SEOUL, South Korea — North Korea may have rushed its rocket launch in an apparently unsuccessful effort to beat South Korea to space, a security analyst said today, while a Seoul official suggested the North had hoped to showcase its technology for export.

While Pyongyang continued to claim it put a satellite into orbit, the rest of the world was analyzing what looked to be largely a failure, although the distance the rocket traveled was twice as far as anything the North previously sent up.

Exclusive footage of Sunday’s launch obtained by APTN in Pyongyang showed the rocket blasting off in a plume of smoke and blazing through the skies over the coastal, northeastern launch pad. Some TV stations in Japan interrupted coverage today to broadcast the footage, the world’s first glimpse of the launch. North Koreans got their first look some 40 minutes later on state TV.

Meanwhile, U.N. Security Council diplomats squabbled over how — or even whether — to punish North Korea for what President Barack Obama and other world leaders called a provocative launch and a violation of sanctions imposed after the North’s underground nuclear test in 2006.

The North claims it is entitled to the peaceful use of space and says it plans to launch more satellites. The U.S., South Korea and Japan say such launches include the same technology used for ballistic missiles, which are banned under the 2006 U.N. sanctions.

South Korea has sent six satellites into orbit from foreign space centers and had planned to carry out is own launch by June aboard a rocket developed jointly with Russia, but has postponed it by a month.

Tim Brown, a senior fellow at the security analyst group Globalsecurity.org, suggested that the North may have tried to put up a satellite first for a propaganda victory.

But Brown said the rocket’s second and third stages, tracked by the U.S. and South Korea as they fell into the Pacific Ocean with the payload still attached, appeared to have failed, the same issue the North had with previous launches that fizzled.

“The second and third stages appear to have had trouble separating,” he said, mirroring comments from other analysts. “It’s much more of a loss than a success.”

Still, the North’s engineers will have learned valuable lessons, Brown said. “In the early stages of the U.S. space program, there were a lot of failures,” he said.

South Korea’s defense minister said the North may have been trying to show off its missile technology for export.

“I think that’s one of the reasons for developing” the rocket, Lee Sang-hee told a parliamentary meeting.

Pyongyang is suspected of sharing missile technology with Iran, and an intelligence expert with a track record of accurate information said a 15-member Iranian delegation went to the launch site last Thursday. He spoke on condition on anonymity because of the sensitivity of the issue.

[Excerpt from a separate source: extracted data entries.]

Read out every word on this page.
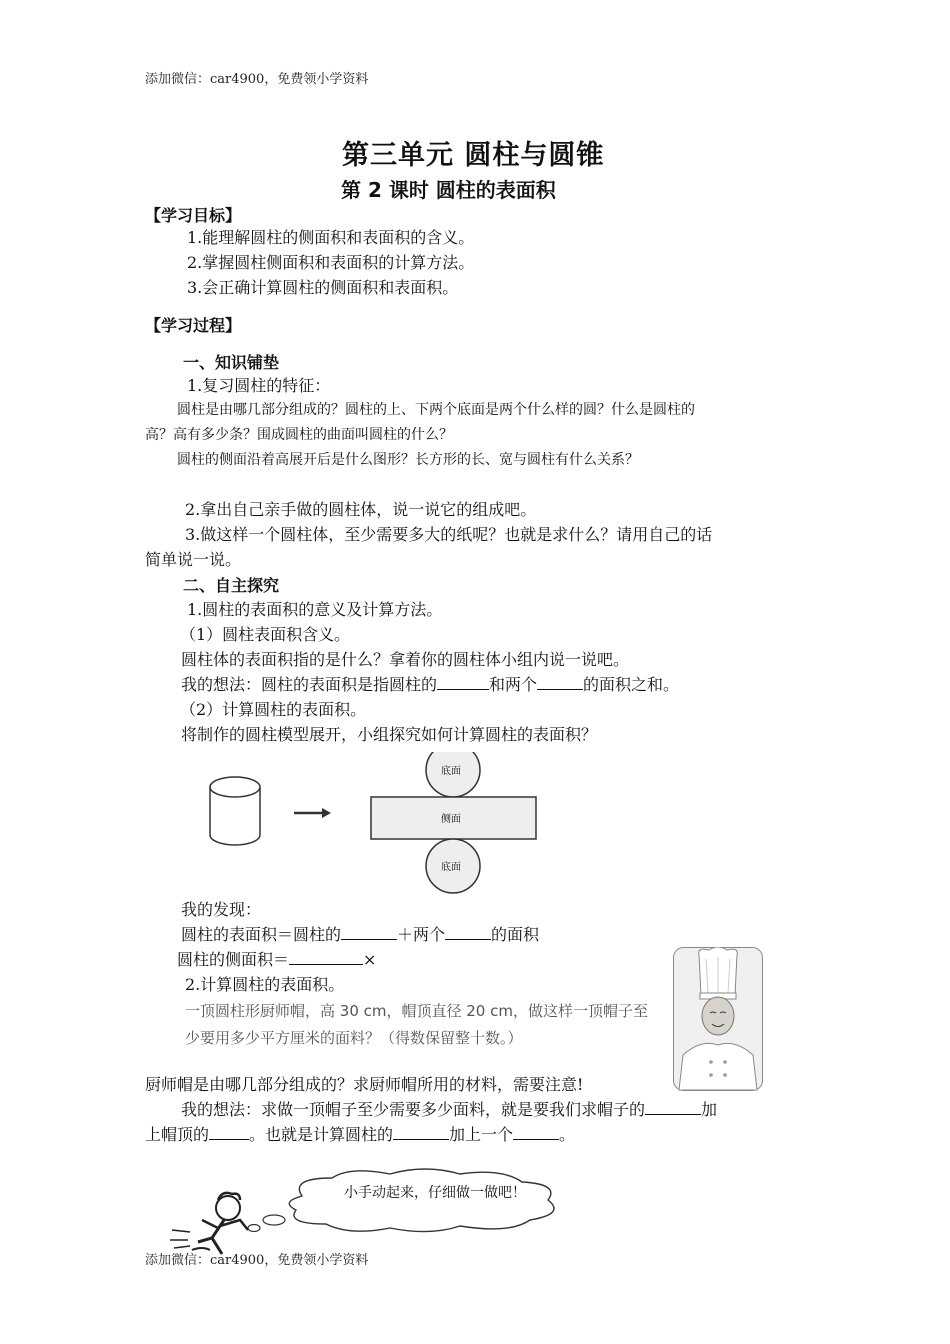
添加微信：car4900，免费领小学资料
第三单元 圆柱与圆锥
第 2 课时 圆柱的表面积
【学习目标】
1.能理解圆柱的侧面积和表面积的含义。
2.掌握圆柱侧面积和表面积的计算方法。
3.会正确计算圆柱的侧面积和表面积。
【学习过程】
一、知识铺垫
1.复习圆柱的特征：
圆柱是由哪几部分组成的？圆柱的上、下两个底面是两个什么样的圆？什么是圆柱的
高？高有多少条？围成圆柱的曲面叫圆柱的什么？
圆柱的侧面沿着高展开后是什么图形？长方形的长、宽与圆柱有什么关系？
2.拿出自己亲手做的圆柱体，说一说它的组成吧。
3.做这样一个圆柱体，至少需要多大的纸呢？也就是求什么？请用自己的话
简单说一说。
二、自主探究
1.圆柱的表面积的意义及计算方法。
（1）圆柱表面积含义。
圆柱体的表面积指的是什么？拿着你的圆柱体小组内说一说吧。
我的想法：圆柱的表面积是指圆柱的	和两个	的面积之和。
（2）计算圆柱的表面积。
将制作的圆柱模型展开，小组探究如何计算圆柱的表面积？
底面
侧面
底面
我的发现：
圆柱的表面积＝圆柱的	＋两个	的面积
圆柱的侧面积＝	×
2.计算圆柱的表面积。
一顶圆柱形厨师帽，高 30 cm，帽顶直径 20 cm，做这样一顶帽子至
少要用多少平方厘米的面料？（得数保留整十数。）
厨师帽是由哪几部分组成的？求厨师帽所用的材料，需要注意!
我的想法：求做一顶帽子至少需要多少面料，就是要我们求帽子的	加
上帽顶的	。也就是计算圆柱的	加上一个	。
小手动起来，仔细做一做吧！
添加微信：car4900，免费领小学资料
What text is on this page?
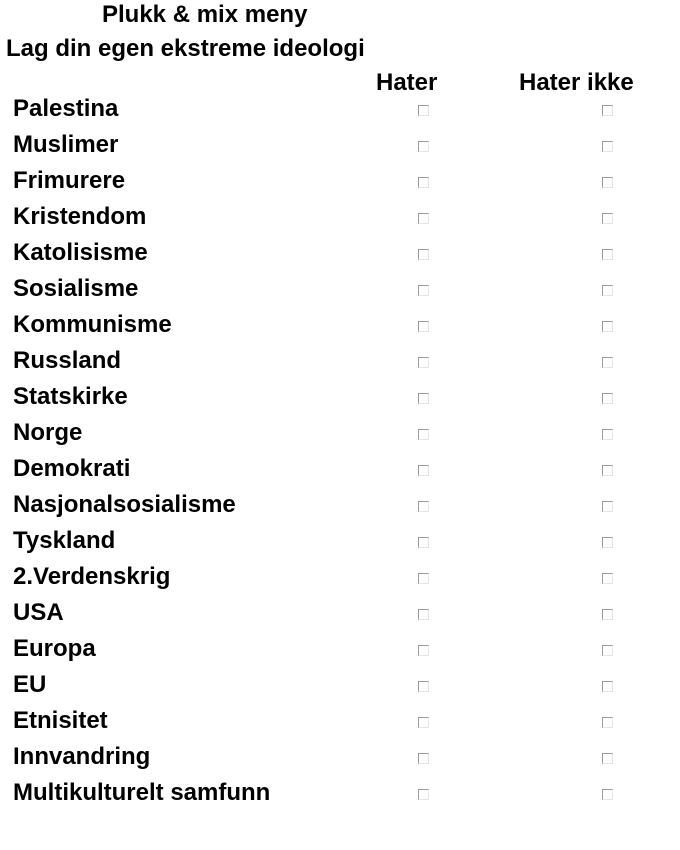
Plukk & mix meny
Lag din egen ekstreme ideologi
Hater	Hater ikke
Palestina
Muslimer
Frimurere
Kristendom
Katolisisme
Sosialisme
Kommunisme
Russland
Statskirke
Norge
Demokrati
Nasjonalsosialisme
Tyskland
2.Verdenskrig
USA
Europa
EU
Etnisitet
Innvandring
Multikulturelt samfunn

Brown noted that the Iranians “look to be a little further ahead.”

“The Iranians were successful last year in putting up a satellite, and the North Koreans weren’t,” he said.

North Korea is believed to have up to eight nuclear warheads but has not demonstrated the ability to miniaturize them enough to fit on a ballistic missile, several analysts have said.

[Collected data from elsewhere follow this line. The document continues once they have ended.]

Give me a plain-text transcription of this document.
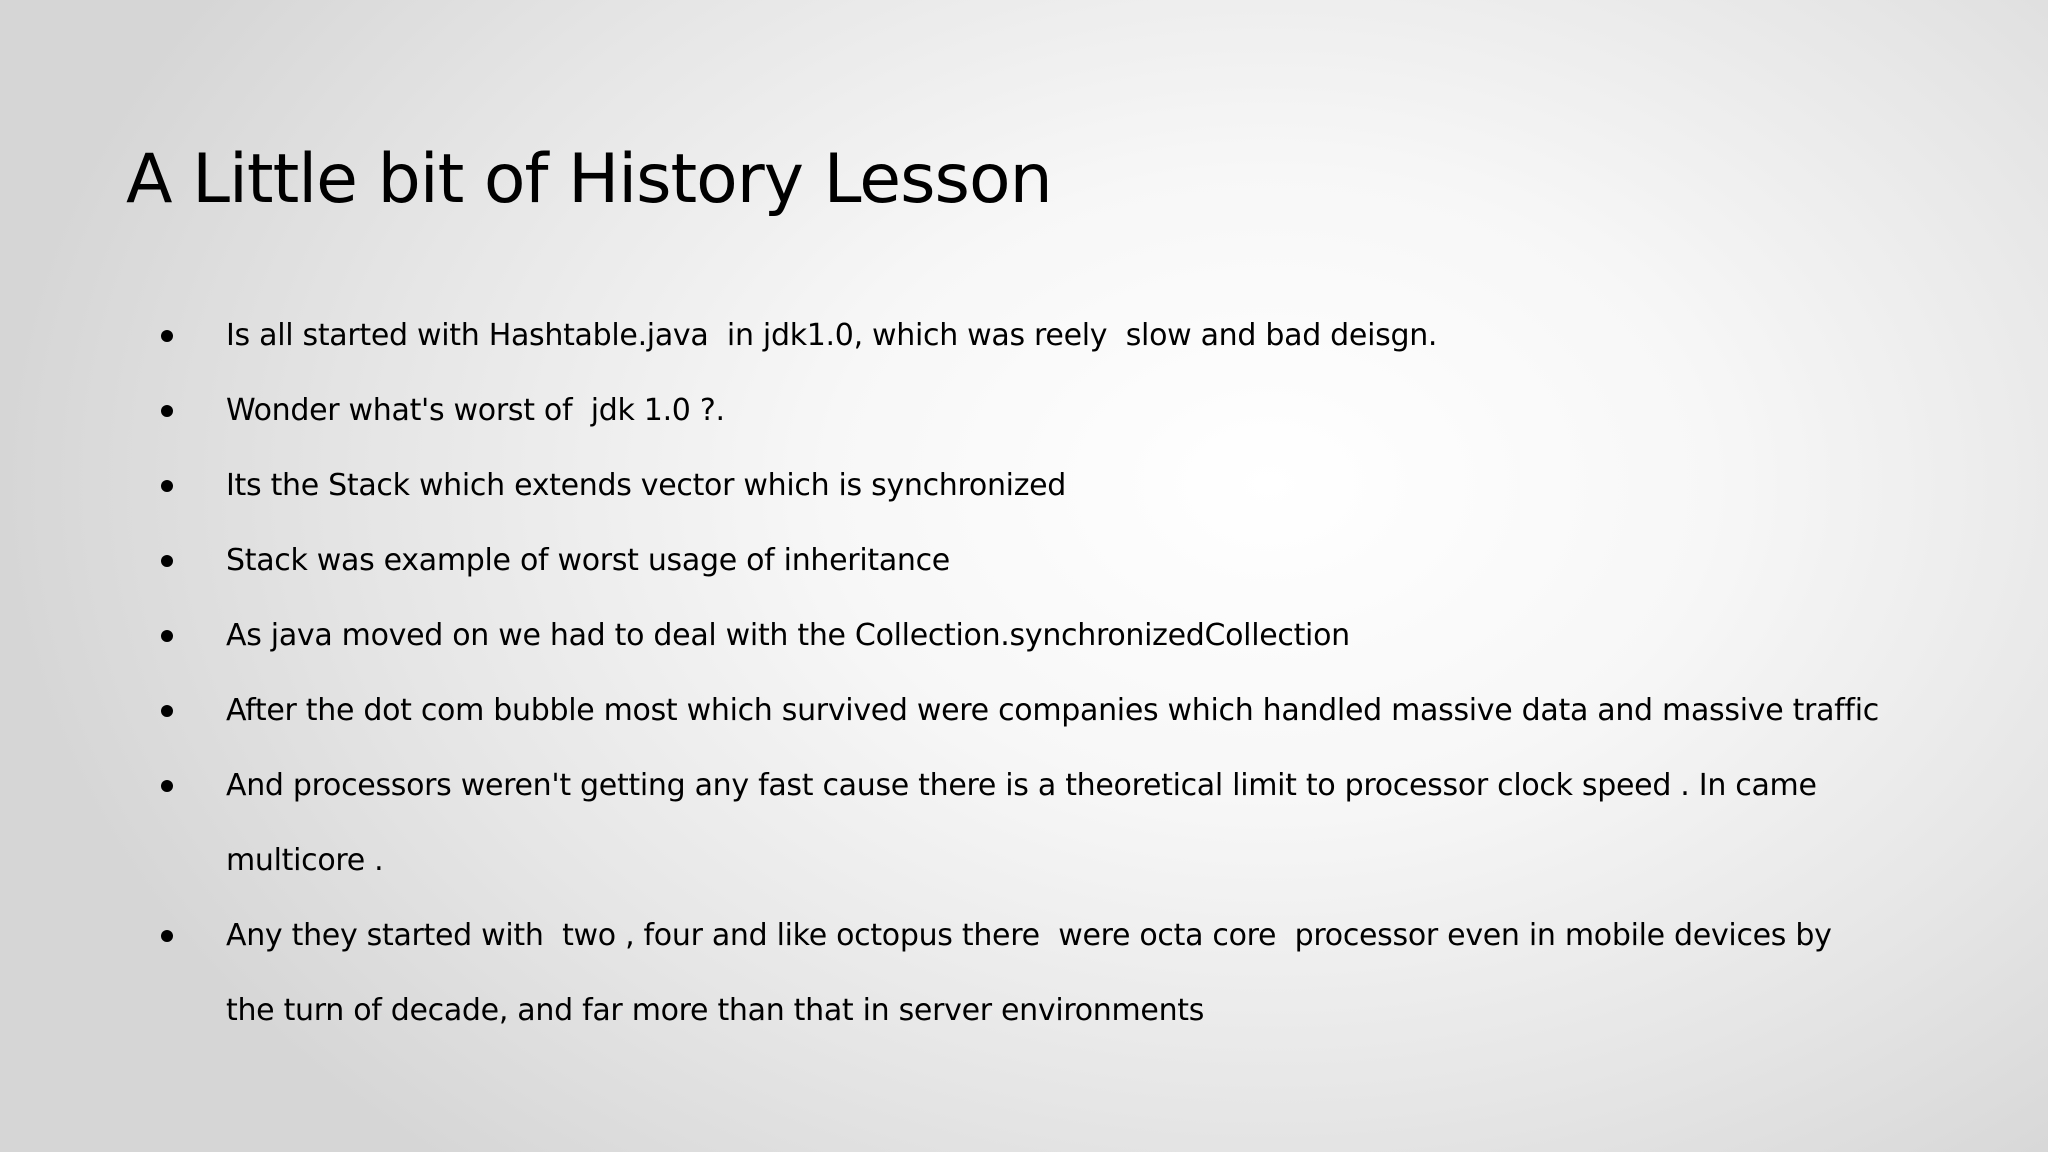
A Little bit of History Lesson
Is all started with Hashtable.java  in jdk1.0, which was reely  slow and bad deisgn.
Wonder what's worst of  jdk 1.0 ?.
Its the Stack which extends vector which is synchronized
Stack was example of worst usage of inheritance
As java moved on we had to deal with the Collection.synchronizedCollection
After the dot com bubble most which survived were companies which handled massive data and massive traffic
And processors weren't getting any fast cause there is a theoretical limit to processor clock speed . In came multicore .
Any they started with  two , four and like octopus there  were octa core  processor even in mobile devices by the turn of decade, and far more than that in server environments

Pyongyang’s repeated claims of a successful satellite launch are likely linked to the opening of North Korea’s parliament on Thursday, when leader Kim Jong Il is expected to make his first major public appearance since last August. U.S. and South Korean officials say he suffered a stroke at the time; North Korea denies he was ever ill.

Today, state-run North Korean television broadcast a one-hour documentary showing Kim on an energetic tour of factories and farms he reportedly undertook in November and December.

It was the first time Pyongyang released video of the 67-year-old Kim taken since mid-August.

The communist country’s main Rodong Sinmun newspaper said the launch heralded victory for its plan to become a powerful nation by 2012, the 100th anniversary of the birth of national founder Kim Il Sung.

“We should rush for the ultimate victory,” the paper quoted supreme leader Kim, son of the North’s founding father, as saying.

At the United Nations, Japanese Foreign Minister Hirofumi Nakasone warned that the Security Council must give a strong response or risk losing its authority.

“The U.N. Security Council should respond properly and teach North Korea a lesson that it has to pay for the act of provocation,” Nakasone told a news conference.

Diplomats privy to continuing talks in New York said China, Russia, Libya and Vietnam have voiced concerns about further alienating and destabilizing North Korea. China, the North’s closest ally, and Russia hold veto power as permanent members and could dilute any response.

“We should avoid making hasty decisions,” Russian Foreign Minister Sergei Lavrov said today, according to the Interfax news agency.

And in Beijing, Foreign Ministry spokeswoman Jiang Yu declined to call the liftoff a provocative act and said it wasn’t yet clear whether it was an attempt to place a satellite in orbit or test a long-range missile test.

South Korea said most of the rocket splashed down about 1,900 miles from the launch site.

Still, that is double the distance a North Korean rocket managed in 1998 and far better than a 2006 launch of a missile that fizzled 42 seconds after liftoff.